The man principally to blame for the carnage that attended Shehada's killing is Ariel Sharon. Israel's prime minister long ago declared his determination to hunt down the perpetrators of terrorist attacks. He hailed Monday's hit as a "great success" despite the civilian toll of 14 dead and 160 wounded. It was Mr Sharon, with defense minister Binyamin Ben-Eliezer, who personally authorized the strike and, specifically, the means employed- an F-16 armed with a one-ton bomb. And it was Mr Sharon who initially opposed issuing an apology or even an expression of regret as the scale of civilian casualties became clear.

Mr Sharon's office subsequently tried to shift the blame, claiming army intelligence had said there were no civilians in the area. Yesterday, amid a fierce outcry in Israel as well as internationally, Mr Sharon's officials were reportedly arguing that "dovish" Shimon Peres and other cabinet members approved Shehada's assassination and knew how, although not when, it would be done. Such wriggling is contemptible. The prime minister's personal, primary culpability is plain. Even by his low standards, Mr Sharon went too far in Gaza on Monday, just as he did with his repellent demolition of lives and homes in Jenin camp last April, just as he did in Beirut back in 1982. In ordering an air strike on a block of flats in a crowded residential area, Israel's unworthy leader acted recklessly and with an irresponsible, callous disregard for the consequences. This, too, was a premeditated butchery of innocents. This was why Dina Matar died.

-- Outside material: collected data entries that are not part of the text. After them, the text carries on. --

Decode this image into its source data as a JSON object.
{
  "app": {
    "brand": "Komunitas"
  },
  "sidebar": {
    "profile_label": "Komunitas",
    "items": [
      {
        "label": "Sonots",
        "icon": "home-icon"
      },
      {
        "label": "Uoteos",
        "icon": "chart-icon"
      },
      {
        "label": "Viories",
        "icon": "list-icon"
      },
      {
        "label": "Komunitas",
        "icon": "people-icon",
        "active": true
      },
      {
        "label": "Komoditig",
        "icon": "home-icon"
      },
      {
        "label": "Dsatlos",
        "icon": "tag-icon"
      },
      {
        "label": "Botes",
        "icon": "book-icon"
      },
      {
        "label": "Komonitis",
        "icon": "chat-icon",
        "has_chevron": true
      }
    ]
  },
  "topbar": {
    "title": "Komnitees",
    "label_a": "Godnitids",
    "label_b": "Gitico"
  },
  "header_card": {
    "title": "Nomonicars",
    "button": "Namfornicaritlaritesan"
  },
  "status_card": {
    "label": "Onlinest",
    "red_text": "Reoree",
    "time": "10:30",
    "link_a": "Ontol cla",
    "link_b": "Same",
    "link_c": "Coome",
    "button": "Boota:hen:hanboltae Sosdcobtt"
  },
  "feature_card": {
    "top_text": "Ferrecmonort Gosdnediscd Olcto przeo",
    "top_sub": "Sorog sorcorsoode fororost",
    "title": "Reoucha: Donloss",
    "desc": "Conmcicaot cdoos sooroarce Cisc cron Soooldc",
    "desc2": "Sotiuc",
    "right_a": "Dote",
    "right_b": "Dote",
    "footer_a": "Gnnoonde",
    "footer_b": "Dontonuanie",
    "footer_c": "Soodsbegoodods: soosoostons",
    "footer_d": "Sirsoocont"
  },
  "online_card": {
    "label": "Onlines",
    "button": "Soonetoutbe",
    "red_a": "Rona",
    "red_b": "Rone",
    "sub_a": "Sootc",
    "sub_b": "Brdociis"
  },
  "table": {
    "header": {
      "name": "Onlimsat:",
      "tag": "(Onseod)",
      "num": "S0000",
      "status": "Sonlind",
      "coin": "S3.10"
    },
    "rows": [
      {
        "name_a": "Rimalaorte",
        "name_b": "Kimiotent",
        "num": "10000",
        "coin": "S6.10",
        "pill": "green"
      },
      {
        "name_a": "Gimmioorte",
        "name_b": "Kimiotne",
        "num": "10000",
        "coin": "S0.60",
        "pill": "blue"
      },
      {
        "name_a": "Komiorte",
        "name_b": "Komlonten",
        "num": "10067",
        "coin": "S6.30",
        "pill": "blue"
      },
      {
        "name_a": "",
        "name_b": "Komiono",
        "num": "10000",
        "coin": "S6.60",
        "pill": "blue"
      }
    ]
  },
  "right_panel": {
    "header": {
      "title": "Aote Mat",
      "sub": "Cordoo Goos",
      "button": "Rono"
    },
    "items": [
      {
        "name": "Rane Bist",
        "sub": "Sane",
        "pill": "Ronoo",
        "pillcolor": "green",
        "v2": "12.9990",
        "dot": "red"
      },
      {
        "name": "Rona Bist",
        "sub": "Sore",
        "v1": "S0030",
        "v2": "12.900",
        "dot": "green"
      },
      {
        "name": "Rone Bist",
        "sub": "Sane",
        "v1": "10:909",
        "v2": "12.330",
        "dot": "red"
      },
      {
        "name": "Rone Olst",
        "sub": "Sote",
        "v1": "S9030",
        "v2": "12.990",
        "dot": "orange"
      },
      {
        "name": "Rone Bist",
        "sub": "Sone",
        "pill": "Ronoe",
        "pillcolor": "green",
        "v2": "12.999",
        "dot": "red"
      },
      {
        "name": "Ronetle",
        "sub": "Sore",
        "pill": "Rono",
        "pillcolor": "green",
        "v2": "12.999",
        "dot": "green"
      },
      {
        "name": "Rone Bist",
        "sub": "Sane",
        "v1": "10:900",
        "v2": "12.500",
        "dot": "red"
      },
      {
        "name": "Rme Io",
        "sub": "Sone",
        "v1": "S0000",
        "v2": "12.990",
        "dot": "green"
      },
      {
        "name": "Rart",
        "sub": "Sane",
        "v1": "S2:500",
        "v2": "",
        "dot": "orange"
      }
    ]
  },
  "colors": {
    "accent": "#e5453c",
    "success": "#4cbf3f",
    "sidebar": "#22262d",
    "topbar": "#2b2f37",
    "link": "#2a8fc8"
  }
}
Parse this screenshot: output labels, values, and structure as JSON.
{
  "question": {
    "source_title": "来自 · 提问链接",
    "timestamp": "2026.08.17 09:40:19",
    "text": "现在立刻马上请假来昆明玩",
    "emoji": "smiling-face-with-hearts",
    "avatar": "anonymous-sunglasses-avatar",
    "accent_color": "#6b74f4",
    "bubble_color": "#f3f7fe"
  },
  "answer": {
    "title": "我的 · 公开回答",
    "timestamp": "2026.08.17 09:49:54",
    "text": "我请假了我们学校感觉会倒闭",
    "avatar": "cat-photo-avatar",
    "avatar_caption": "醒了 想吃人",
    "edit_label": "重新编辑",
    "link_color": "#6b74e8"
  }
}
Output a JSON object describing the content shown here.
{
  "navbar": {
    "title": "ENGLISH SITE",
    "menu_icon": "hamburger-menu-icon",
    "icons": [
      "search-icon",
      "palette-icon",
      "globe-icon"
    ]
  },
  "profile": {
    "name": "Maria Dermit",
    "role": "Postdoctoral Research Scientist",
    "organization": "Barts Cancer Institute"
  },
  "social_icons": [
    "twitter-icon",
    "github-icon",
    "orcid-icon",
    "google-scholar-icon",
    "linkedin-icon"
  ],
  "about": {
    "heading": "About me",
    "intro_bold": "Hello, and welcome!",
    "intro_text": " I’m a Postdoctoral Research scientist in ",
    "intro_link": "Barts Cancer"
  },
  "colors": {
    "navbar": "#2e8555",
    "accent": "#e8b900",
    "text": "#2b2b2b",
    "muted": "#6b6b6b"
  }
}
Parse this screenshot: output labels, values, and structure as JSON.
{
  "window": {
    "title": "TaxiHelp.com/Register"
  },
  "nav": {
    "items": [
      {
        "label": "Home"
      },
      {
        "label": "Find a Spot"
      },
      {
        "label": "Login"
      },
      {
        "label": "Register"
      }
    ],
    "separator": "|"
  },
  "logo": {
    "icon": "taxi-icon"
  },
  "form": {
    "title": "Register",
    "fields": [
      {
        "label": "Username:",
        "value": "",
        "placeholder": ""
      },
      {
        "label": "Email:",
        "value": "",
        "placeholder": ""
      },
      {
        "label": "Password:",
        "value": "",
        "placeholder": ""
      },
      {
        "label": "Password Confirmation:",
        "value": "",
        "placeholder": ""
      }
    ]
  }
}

Mr Sharon's lethal lack of judgment is well-known. But another, sinister explanation of his behavior is possible. Saudi, European and Palestinian sources credibly suggest Hamas and similar groups were close to a landmark statement ending the suicide bombings in return for withdrawal and a halt to assassinations. Israeli officials dismiss this contention as, after Gaza, they must. Others however will not. Deliberate sabotage of the peace process may soon be added to the Sharon charge-sheet. Perhaps he, unlike Shehada, will one day get time to repent.